Unterhalt - Kindeswohl immer im Vordergrund
30.04.2013 / ID: 114422
Politik, Recht & Gesellschaft
Nach Angaben des Verbandes alleinerziehender Mütter und Väter leben in Deutschland rund 1,6 Millionen Alleinerziehende mit 2,2 Millionen minderjährigen Kindern. Davon sind 81 Prozent unterhaltsberechtigt. Allerdings gehe diese Geldzuwendung lediglich bei 50 Prozent regelmäßig und in voller Höhe ein. Kein Wunder also, dass Kinder von getrenntlebenden Elternteilen eher armutsgefährdet sind als diejenigen, die in intakten Familien leben. Daher setzt der Staat alles daran, Rechte von Kindern zu stärken. ARAG Experten helfen, einen Überblick über das komplexe Thema Unterhalt zu gewinnen.
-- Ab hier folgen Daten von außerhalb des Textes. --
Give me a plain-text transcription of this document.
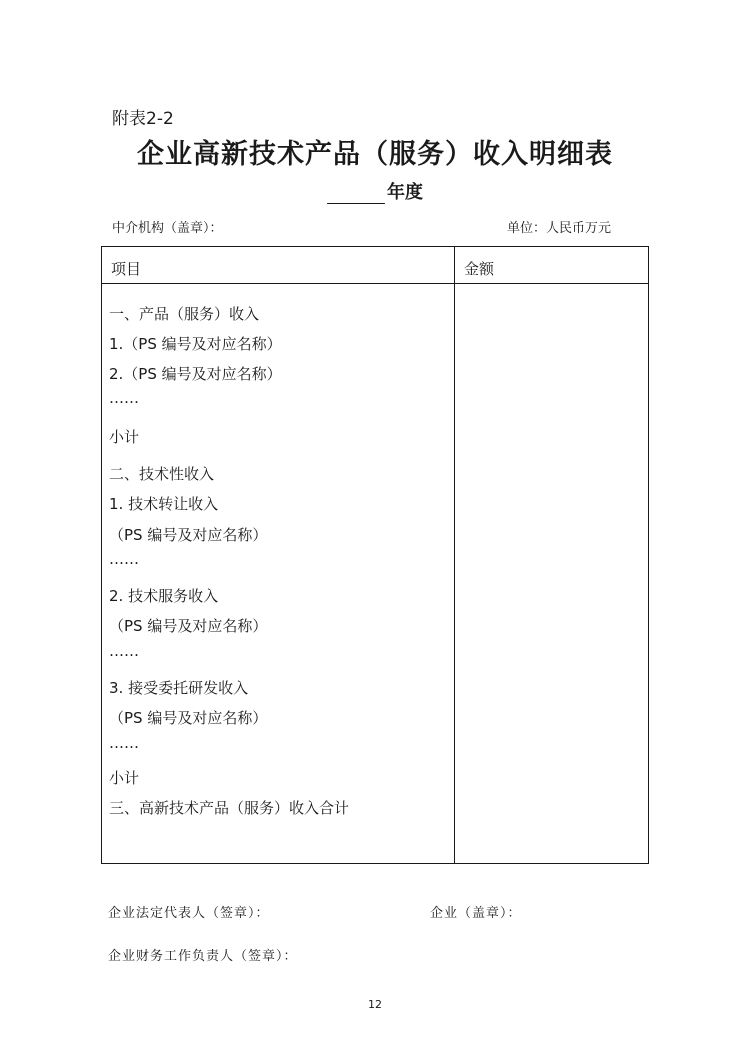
附表2-2
企业高新技术产品（服务）收入明细表
年度
中介机构（盖章）：	单位：人民币万元
项目	金额
一、产品（服务）收入
1.（PS 编号及对应名称）
2.（PS 编号及对应名称）
……
小计
二、技术性收入
1. 技术转让收入
（PS 编号及对应名称）
……
2. 技术服务收入
（PS 编号及对应名称）
……
3. 接受委托研发收入
（PS 编号及对应名称）
……
小计
三、高新技术产品（服务）收入合计
企业法定代表人（签章）：	企业（盖章）：
企业财务工作负责人（签章）：
12
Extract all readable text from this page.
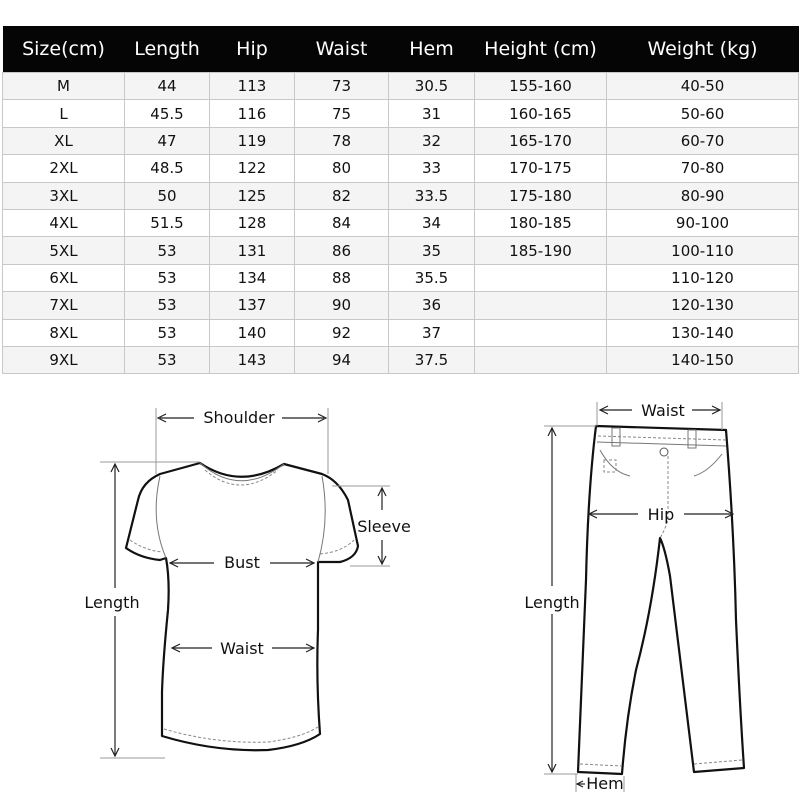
Size(cm)	Length	Hip	Waist	Hem	Height (cm)	Weight (kg)
M	44	113	73	30.5	155-160	40-50
L	45.5	116	75	31	160-165	50-60
XL	47	119	78	32	165-170	60-70
2XL	48.5	122	80	33	170-175	70-80
3XL	50	125	82	33.5	175-180	80-90
4XL	51.5	128	84	34	180-185	90-100
5XL	53	131	86	35	185-190	100-110
6XL	53	134	88	35.5		110-120
7XL	53	137	90	36		120-130
8XL	53	140	92	37		130-140
9XL	53	143	94	37.5		140-150
Shoulder
Length
Sleeve
Bust
Waist
Waist
Hip
Length
Hem
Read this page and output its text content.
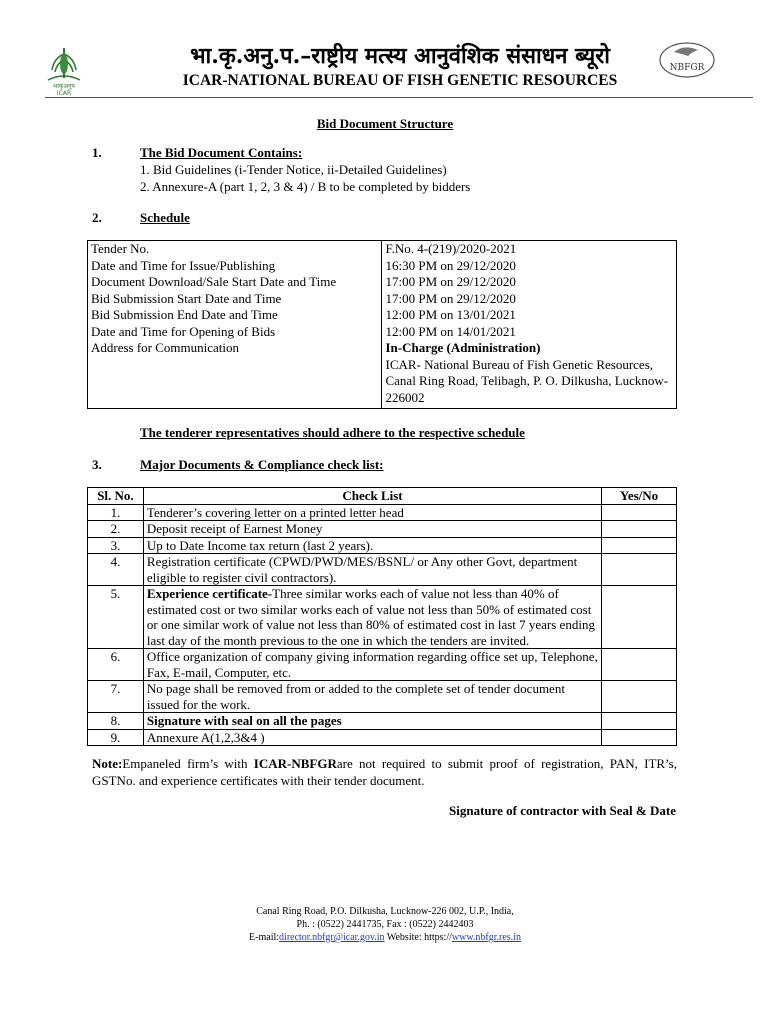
भाकृअनुप
ICAR
NBFGR
भा.कृ.अनु.प.–राष्ट्रीय मत्स्य आनुवंशिक संसाधन ब्यूरो
ICAR-NATIONAL BUREAU OF FISH GENETIC RESOURCES
Bid Document Structure
1.	The Bid Document Contains:
1. Bid Guidelines (i-Tender Notice, ii-Detailed Guidelines)
2. Annexure-A (part 1, 2, 3 & 4) / B to be completed by bidders
2.	Schedule
Tender No.	F.No. 4-(219)/2020-2021
Date and Time for Issue/Publishing	16:30 PM on 29/12/2020
Document Download/Sale Start Date and Time	17:00 PM on 29/12/2020
Bid Submission Start Date and Time	17:00 PM on 29/12/2020
Bid Submission End Date and Time	12:00 PM on 13/01/2021
Date and Time for Opening of Bids	12:00 PM on 14/01/2021
Address for Communication	In-Charge (Administration)
ICAR- National Bureau of Fish Genetic Resources, Canal Ring Road, Telibagh, P. O. Dilkusha, Lucknow-226002
The tenderer representatives should adhere to the respective schedule
3.	Major Documents & Compliance check list:
Sl. No.	Check List	Yes/No
1.	Tenderer’s covering letter on a printed letter head	
2.	Deposit receipt of Earnest Money	
3.	Up to Date Income tax return (last 2 years).	
4.	Registration certificate (CPWD/PWD/MES/BSNL/ or Any other Govt, department eligible to register civil contractors).	
5.	Experience certificate-Three similar works each of value not less than 40% of estimated cost or two similar works each of value not less than 50% of estimated cost or one similar work of value not less than 80% of estimated cost in last 7 years ending last day of the month previous to the one in which the tenders are invited.	
6.	Office organization of company giving information regarding office set up, Telephone, Fax, E-mail, Computer, etc.	
7.	No page shall be removed from or added to the complete set of tender document issued for the work.	
8.	Signature with seal on all the pages	
9.	Annexure A(1,2,3&4 )	
Note:Empaneled firm’s with ICAR-NBFGRare not required to submit proof of registration, PAN, ITR’s, GSTNo. and experience certificates with their tender document.
Signature of contractor with Seal & Date
Canal Ring Road, P.O. Dilkusha, Lucknow-226 002, U.P., India,
Ph. : (0522) 2441735, Fax : (0522) 2442403
E-mail:director.nbfgr@icar.gov.in Website: https://www.nbfgr.res.in
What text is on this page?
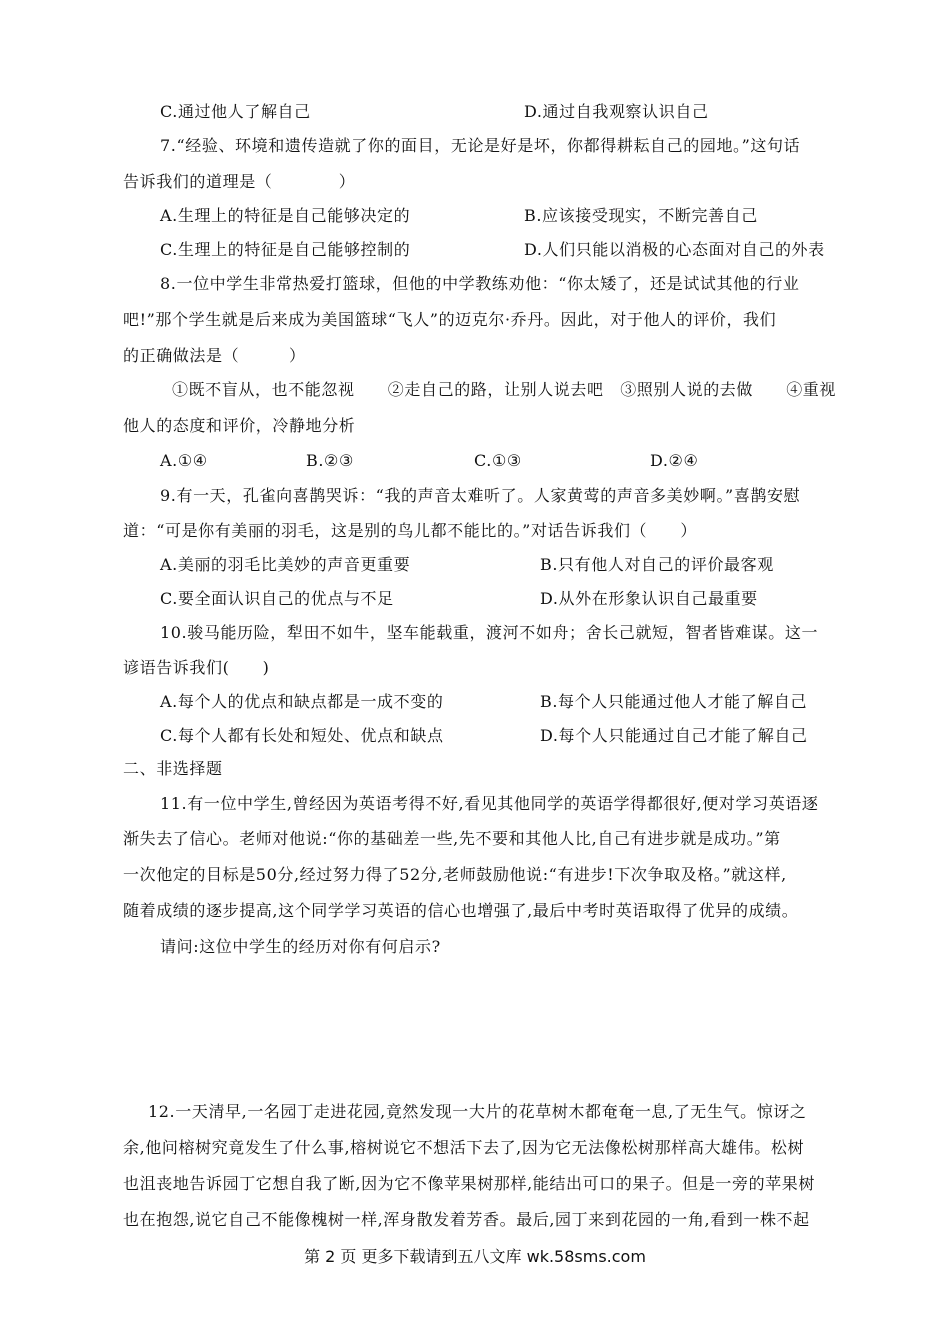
C.通过他人了解自己	D.通过自我观察认识自己
7.“经验、环境和遗传造就了你的面目，无论是好是坏，你都得耕耘自己的园地。”这句话
告诉我们的道理是（　　　　）
A.生理上的特征是自己能够决定的	B.应该接受现实，不断完善自己
C.生理上的特征是自己能够控制的	D.人们只能以消极的心态面对自己的外表
8.一位中学生非常热爱打篮球，但他的中学教练劝他：“你太矮了，还是试试其他的行业
吧!”那个学生就是后来成为美国篮球“飞人”的迈克尔·乔丹。因此，对于他人的评价，我们
的正确做法是（　　　）
①既不盲从，也不能忽视　　②走自己的路，让别人说去吧　③照别人说的去做　　④重视
他人的态度和评价，冷静地分析
A.①④	B.②③	C.①③	D.②④
9.有一天，孔雀向喜鹊哭诉：“我的声音太难听了。人家黄莺的声音多美妙啊。”喜鹊安慰
道：“可是你有美丽的羽毛，这是别的鸟儿都不能比的。”对话告诉我们（　　）
A.美丽的羽毛比美妙的声音更重要	B.只有他人对自己的评价最客观
C.要全面认识自己的优点与不足	D.从外在形象认识自己最重要
10.骏马能历险，犁田不如牛，坚车能载重，渡河不如舟；舍长己就短，智者皆难谋。这一
谚语告诉我们(　　)
A.每个人的优点和缺点都是一成不变的	B.每个人只能通过他人才能了解自己
C.每个人都有长处和短处、优点和缺点	D.每个人只能通过自己才能了解自己
二、非选择题
11.有一位中学生,曾经因为英语考得不好,看见其他同学的英语学得都很好,便对学习英语逐
渐失去了信心。老师对他说:“你的基础差一些,先不要和其他人比,自己有进步就是成功。”第
一次他定的目标是50分,经过努力得了52分,老师鼓励他说:“有进步!下次争取及格。”就这样,
随着成绩的逐步提高,这个同学学习英语的信心也增强了,最后中考时英语取得了优异的成绩。
请问:这位中学生的经历对你有何启示?
12.一天清早,一名园丁走进花园,竟然发现一大片的花草树木都奄奄一息,了无生气。惊讶之
余,他问榕树究竟发生了什么事,榕树说它不想活下去了,因为它无法像松树那样高大雄伟。松树
也沮丧地告诉园丁它想自我了断,因为它不像苹果树那样,能结出可口的果子。但是一旁的苹果树
也在抱怨,说它自己不能像槐树一样,浑身散发着芳香。最后,园丁来到花园的一角,看到一株不起
第 2 页 更多下载请到五八文库 wk.58sms.com
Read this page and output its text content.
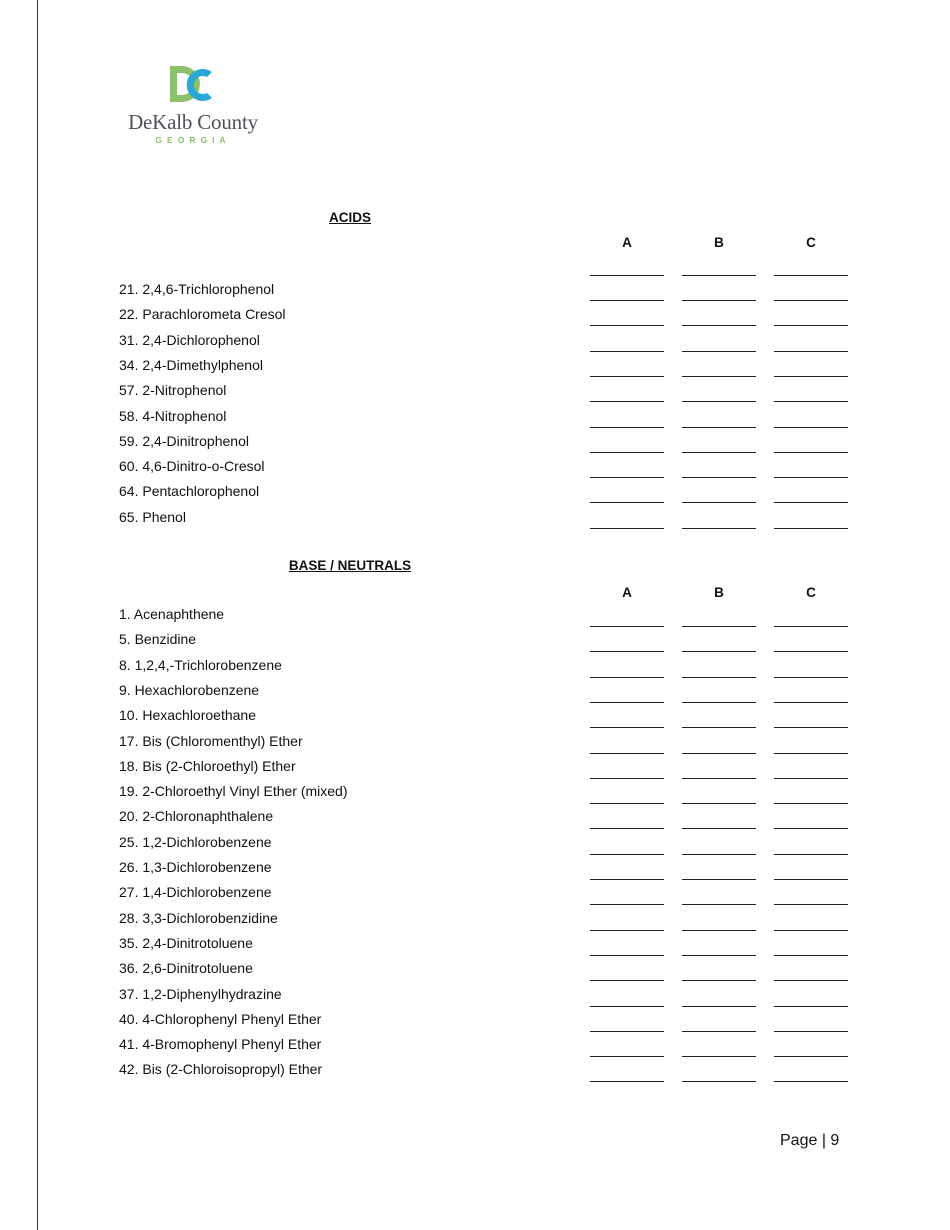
DeKalb County
GEORGIA
ACIDS
A	B	C
21. 2,4,6-Trichlorophenol
22. Parachlorometa Cresol
31. 2,4-Dichlorophenol
34. 2,4-Dimethylphenol
57. 2-Nitrophenol
58. 4-Nitrophenol
59. 2,4-Dinitrophenol
60. 4,6-Dinitro-o-Cresol
64. Pentachlorophenol
65. Phenol
BASE / NEUTRALS
A	B	C
1. Acenaphthene
5. Benzidine
8. 1,2,4,-Trichlorobenzene
9. Hexachlorobenzene
10. Hexachloroethane
17. Bis (Chloromenthyl) Ether
18. Bis (2-Chloroethyl) Ether
19. 2-Chloroethyl Vinyl Ether (mixed)
20. 2-Chloronaphthalene
25. 1,2-Dichlorobenzene
26. 1,3-Dichlorobenzene
27. 1,4-Dichlorobenzene
28. 3,3-Dichlorobenzidine
35. 2,4-Dinitrotoluene
36. 2,6-Dinitrotoluene
37. 1,2-Diphenylhydrazine
40. 4-Chlorophenyl Phenyl Ether
41. 4-Bromophenyl Phenyl Ether
42. Bis (2-Chloroisopropyl) Ether
Page | 9
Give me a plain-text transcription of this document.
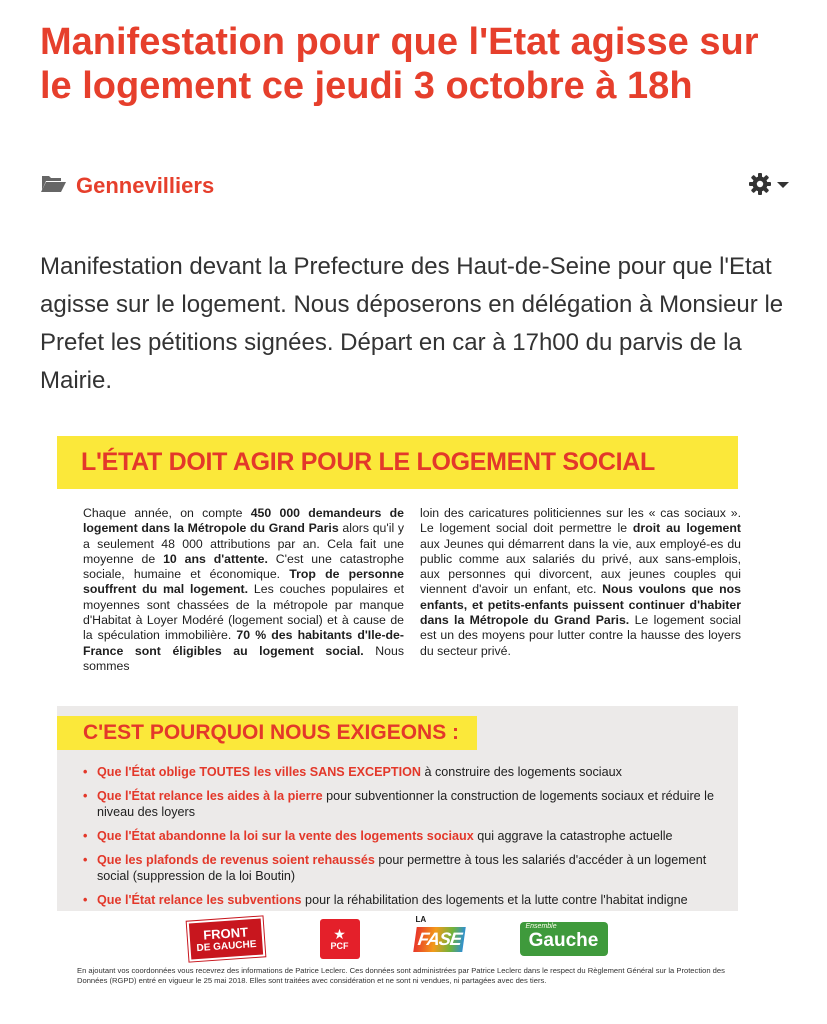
Manifestation pour que l'Etat agisse sur le logement ce jeudi 3 octobre à 18h
Gennevilliers

Manifestation devant la Prefecture des Haut-de-Seine pour que l'Etat agisse sur le logement. Nous déposerons en délégation à Monsieur le Prefet les pétitions signées. Départ en car à 17h00 du parvis de la Mairie.

L'ÉTAT DOIT AGIR POUR LE LOGEMENT SOCIAL
Chaque année, on compte 450 000 demandeurs de logement dans la Métropole du Grand Paris alors qu'il y a seulement 48 000 attributions par an. Cela fait une moyenne de 10 ans d'attente. C'est une catastrophe sociale, humaine et économique. Trop de personne souffrent du mal logement. Les couches populaires et moyennes sont chassées de la métropole par manque d'Habitat à Loyer Modéré (logement social) et à cause de la spéculation immobilière. 70 % des habitants d'Ile-de-France sont éligibles au logement social. Nous sommes
loin des caricatures politiciennes sur les « cas sociaux ». Le logement social doit permettre le droit au logement aux Jeunes qui démarrent dans la vie, aux employé-es du public comme aux salariés du privé, aux sans-emplois, aux personnes qui divorcent, aux jeunes couples qui viennent d'avoir un enfant, etc. Nous voulons que nos enfants, et petits-enfants puissent continuer d'habiter dans la Métropole du Grand Paris. Le logement social est un des moyens pour lutter contre la hausse des loyers du secteur privé.
C'EST POURQUOI NOUS EXIGEONS :
• Que l'État oblige TOUTES les villes SANS EXCEPTION à construire des logements sociaux
• Que l'État relance les aides à la pierre pour subventionner la construction de logements sociaux et réduire le niveau des loyers
• Que l'État abandonne la loi sur la vente des logements sociaux qui aggrave la catastrophe actuelle
• Que les plafonds de revenus soient rehaussés pour permettre à tous les salariés d'accéder à un logement social (suppression de la loi Boutin)
• Que l'État relance les subventions pour la réhabilitation des logements et la lutte contre l'habitat indigne
FRONT
DE GAUCHE
★
PCF
LA
FASE
Ensemble
Gauche

En ajoutant vos coordonnées vous recevrez des informations de Patrice Leclerc. Ces données sont administrées par Patrice Leclerc dans le respect du Règlement Général sur la Protection des Données (RGPD) entré en vigueur le 25 mai 2018. Elles sont traitées avec considération et ne sont ni vendues, ni partagées avec des tiers.
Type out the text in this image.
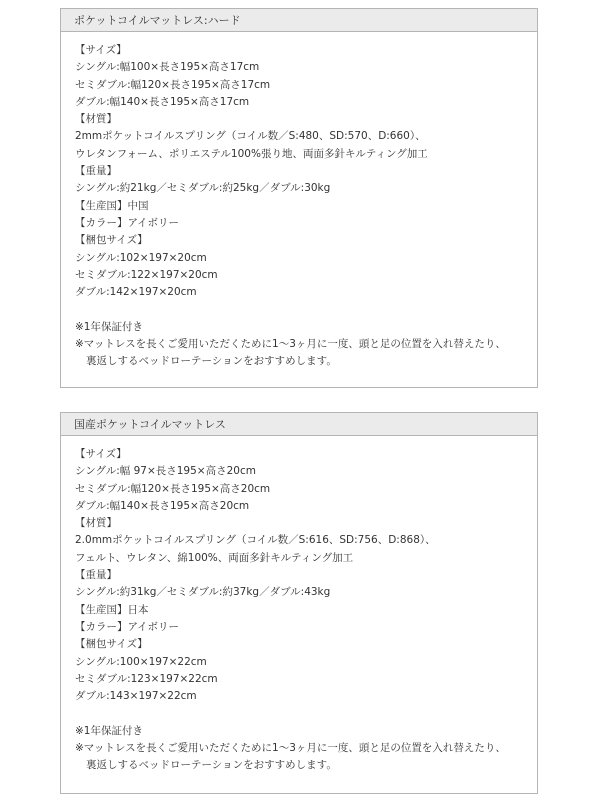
ポケットコイルマットレス:ハード
【サイズ】
シングル:幅100×長さ195×高さ17cm
セミダブル:幅120×長さ195×高さ17cm
ダブル:幅140×長さ195×高さ17cm
【材質】
2mmポケットコイルスプリング（コイル数／S:480、SD:570、D:660）、
ウレタンフォーム、ポリエステル100%張り地、両面多針キルティング加工
【重量】
シングル:約21kg／セミダブル:約25kg／ダブル:30kg
【生産国】中国
【カラー】アイボリー
【梱包サイズ】
シングル:102×197×20cm
セミダブル:122×197×20cm
ダブル:142×197×20cm
※1年保証付き
※マットレスを長くご愛用いただくために1〜3ヶ月に一度、頭と足の位置を入れ替えたり、
裏返しするベッドローテーションをおすすめします。
国産ポケットコイルマットレス
【サイズ】
シングル:幅 97×長さ195×高さ20cm
セミダブル:幅120×長さ195×高さ20cm
ダブル:幅140×長さ195×高さ20cm
【材質】
2.0mmポケットコイルスプリング（コイル数／S:616、SD:756、D:868）、
フェルト、ウレタン、綿100%、両面多針キルティング加工
【重量】
シングル:約31kg／セミダブル:約37kg／ダブル:43kg
【生産国】日本
【カラー】アイボリー
【梱包サイズ】
シングル:100×197×22cm
セミダブル:123×197×22cm
ダブル:143×197×22cm
※1年保証付き
※マットレスを長くご愛用いただくために1〜3ヶ月に一度、頭と足の位置を入れ替えたり、
裏返しするベッドローテーションをおすすめします。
Wer ist unterhaltspflichtig?
Elternteile sind ihren Kindern gegenüber immer in der Unterhaltspflicht. Dabei gibt es eine Unterscheidung zwischen Natural- und Barunterhalt. Derjenige, der das Kind (bzw. die Kinder) betreut und versorgt, leistet Naturalunterhalt und ist somit nicht mehr zum Barunterhalt verpflichtet. Der getrennt lebende Elternteil dagegen muss löhnen, auch wenn sein Ex-Partner gegebenenfalls über das höhere Einkommen verfügt, wissen die ARAG Experten.
Wie hoch sind Unterhaltszahlungen?
Unterhaltszahlungen richten sich zum einen nach dem Alter des Kindes und der Anzahl der Kinder sowie zum anderen nach dem Verdienst des Barunterhaltpflichtigen. Geregelt sind die Sätze sowie die Selbstbehalte in der sogenannten Düsseldorfer Tabelle, die alle zwei Jahre überarbeitet wird. So auch zu Beginn des Jahres 2013, wissen die ARAG Experten. In Anlehnung an die Erhöhung der Hartz-IV-Sätze und somit der Grenze des Existenzminimums ist auch der Selbstbehalt für unterhaltspflichtige Eltern erhöht worden. Für Erwerbstätige liegt dieser nun bei mindestens 1000 Euro (vorher 950 Euro) und für Nicht-Erwerbstätige bei 800 Euro (vorher 770 Euro). Generell erhöhen sich die Unterhaltsansprüche der Kinder mit ansteigendem Alter. So muss beispielsweise ein Arbeitnehmer, der bis zu 1500 Euro netto monatlich verdient, einem Kind von bis zu fünf Jahren 317 Euro zukommen lassen, einem 12-17-Jährigen dagegen 426 Euro. Diese Zahlen entsprechen dem Mindestunterhalt.
Wie lang haben Kinder Anrecht auf Unterhalt?
Kinder haben solange Recht auf Unterhalt wie sie selbst nicht in der Lage sind diesen zu bestreiten. Allerdings entfällt mit dem 18. Geburtstag die strikte Trennung von Bar- und Naturalunterhalt. Ab diesem Zeitpunkt sind beide Elternteile entsprechend ihrer Einkommen barunterhaltspflichtig. Für Volljährige Kinder, die noch im Haushalt der Eltern oder Elternteils wohnen, sieht die Düsseldorfer Tabelle eigene Beträge vor. Trifft dies nicht zu, steigt der Selbstbehalt. Bei Studierenden steigt der Gesamtunterhaltsbedarf auf 670 Euro. Darin sind allerdings auch Wohnkosten und Semesterbeiträge enthalten. Befinden sich Kinder in einer vergüteten Ausbildung, kann deren Salär angerechnet werden. Allerdings nicht vollständig, wissen die ARAG Experten, da in der Ausbildung ein gewisser Mehrbedarf (von 90 Euro) besteht.
Kindeswohl im Vordergrund
Die angegebenen Beträge sind von dem entsprechenden Elternteil verpflichtend zu leisten, um das Wohl seines Kindes garantieren zu können. Daher ist es Geringverdienern zuzumuten, noch einen zusätzlichen Job anzunehmen, um ihren Verpflichtungen nachkommen zu können. Auch Wiederverheiratete können sich mit Berufung auf die Unterhaltspflicht des neuen Ehegatten gegenüber nicht mehr aus der Affäre ziehen, wissen die ARAG Experten. Kinder stehen auf Rang eins der Unterhaltspflicht! Selbst Leistungen für zusätzliche Altersversorgung können bei der Unterhaltsberechnung von dem gesteigert Unterhaltspflichtigen nicht einkommensmindernd in Abzug gebracht werden. Dies entschied kürzlich der Bundesgerichtshof (Az.: XII ZR 158/10).